賃貸経営において、入居者が家賃を滞納する事態はかなりのリスクが発生してしまいます。たび重なる支払いの催促や、回収活動をしても賃料が支払われなかった場合、最終手段として強制退去を命じる可能性も考えなければなりません。では、強制退去はどういった条件で行使できるのでしょうか。

大前提として温和な解決を心掛ける

家賃の支払いが2ヶ月以上未納の状況で、入居者との連絡が取れている場合まず「任意退去」を打診してみましょう。電話や郵送での文書で、入居者の生活を配慮して引越しを勧め、転居に向けた協力的な姿勢をみせて、穏便な解決を心掛けましょう。また、可能な限り入金の依頼も同時並行で行いましょう。

それでもなお、家賃の支払いがなく、また任意での退去にも応じない場合は、強制退去の準備をしなくてはなりません。

強制退去の条件とは?

強制退去とは具体的には「建物明渡訴訟」を行い、明け渡しの勝訴判決を受けて執行されるものです。

強制退去には厳密な条件はありませんが、過去の判例から推測するに①滞納家賃が3ヶ月以上ある賃貸人と賃借人の信頼関係が破壊されているといった状況で、賃貸借契約の解除が認められる傾向があります。

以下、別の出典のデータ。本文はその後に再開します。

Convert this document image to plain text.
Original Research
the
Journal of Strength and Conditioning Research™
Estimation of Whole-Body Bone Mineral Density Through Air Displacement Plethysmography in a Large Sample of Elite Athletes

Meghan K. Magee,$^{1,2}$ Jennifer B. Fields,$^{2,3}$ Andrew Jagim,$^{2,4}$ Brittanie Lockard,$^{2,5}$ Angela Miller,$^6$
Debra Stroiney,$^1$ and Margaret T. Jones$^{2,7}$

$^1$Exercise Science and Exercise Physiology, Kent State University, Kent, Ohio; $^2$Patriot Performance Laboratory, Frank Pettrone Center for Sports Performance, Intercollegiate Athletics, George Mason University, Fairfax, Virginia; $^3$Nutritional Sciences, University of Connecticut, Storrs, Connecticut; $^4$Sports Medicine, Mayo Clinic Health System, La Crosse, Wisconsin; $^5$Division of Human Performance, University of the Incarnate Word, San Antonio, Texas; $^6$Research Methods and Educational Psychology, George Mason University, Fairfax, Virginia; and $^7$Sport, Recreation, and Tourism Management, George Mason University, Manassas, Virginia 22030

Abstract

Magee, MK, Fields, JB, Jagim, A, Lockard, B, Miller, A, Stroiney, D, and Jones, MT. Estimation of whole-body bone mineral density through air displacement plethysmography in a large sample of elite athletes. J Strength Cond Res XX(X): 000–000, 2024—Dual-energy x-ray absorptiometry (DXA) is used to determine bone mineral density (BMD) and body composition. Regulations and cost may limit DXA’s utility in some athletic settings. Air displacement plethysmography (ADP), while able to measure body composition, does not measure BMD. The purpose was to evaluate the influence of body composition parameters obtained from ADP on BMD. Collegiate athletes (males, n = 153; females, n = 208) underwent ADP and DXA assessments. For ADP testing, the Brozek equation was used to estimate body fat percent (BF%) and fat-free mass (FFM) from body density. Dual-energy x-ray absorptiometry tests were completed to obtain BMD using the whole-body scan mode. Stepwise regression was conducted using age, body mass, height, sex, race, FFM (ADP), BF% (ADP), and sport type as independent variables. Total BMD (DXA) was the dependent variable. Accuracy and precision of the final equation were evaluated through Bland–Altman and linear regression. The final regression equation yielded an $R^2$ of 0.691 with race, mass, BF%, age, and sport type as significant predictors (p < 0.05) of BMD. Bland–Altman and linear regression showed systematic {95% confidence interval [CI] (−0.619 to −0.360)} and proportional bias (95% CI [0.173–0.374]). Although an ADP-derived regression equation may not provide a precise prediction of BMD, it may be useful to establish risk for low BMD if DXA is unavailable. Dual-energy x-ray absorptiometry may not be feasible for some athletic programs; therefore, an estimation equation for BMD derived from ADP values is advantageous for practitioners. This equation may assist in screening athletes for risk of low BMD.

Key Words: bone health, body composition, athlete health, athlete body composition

しかし、滞納者が失業中であったり、社会的通念上やむをえない理由があった場合、貸主の「権利の濫用」となり強制退去が認められないケースもあります。また、滞納期間のみで判断できない場合もあり、2ヶ月の滞納で契約解除が認められたケースや、6ヶ月滞納していても解除が認められなかったケースもあります。

<権利の濫用とは>
権利の行使において、その正当な範囲から逸脱して、正当な行使と認められない状態を指します。

 

ちなみに、勧告をしていたにも関わらず家賃の滞納が1年以上続いている場合や、入居者が行方不明になり連絡がつかなくなってしまった場合は、裁判により強制明渡の執行を行えるようになります。

この「建物明渡訴訟」は、弁護士に依頼して行われることになりますが、家賃滞納が2ヶ月を超えた時点で弁護士の選定を済ましておくことで、スムーズにかつスピーディに訴訟を進めることができます。この手順をあらかじめ進めていることで、賃料の無収入期間を極力減らすことができるので、効率的に動きましょう。

一般的に賃貸借の契約において、貸主(オーナー)・借主(入居者)の関係は貸主が弱い立場にあるといわれています。入居者は自身の都合で転居などすることができますが、オーナーは自身の都合であっても簡単に入居者の立ち退きや退去を命じることはできません。こういったオーナーと入居者のトラブルを未然に防ぐ第一歩は、入居審査がきちんとなされているかどうかです。

入居者とのトラブルは、賃貸経営のリスクに直接繋がる可能性もあるため、入居者の審査は入念に行いましょう。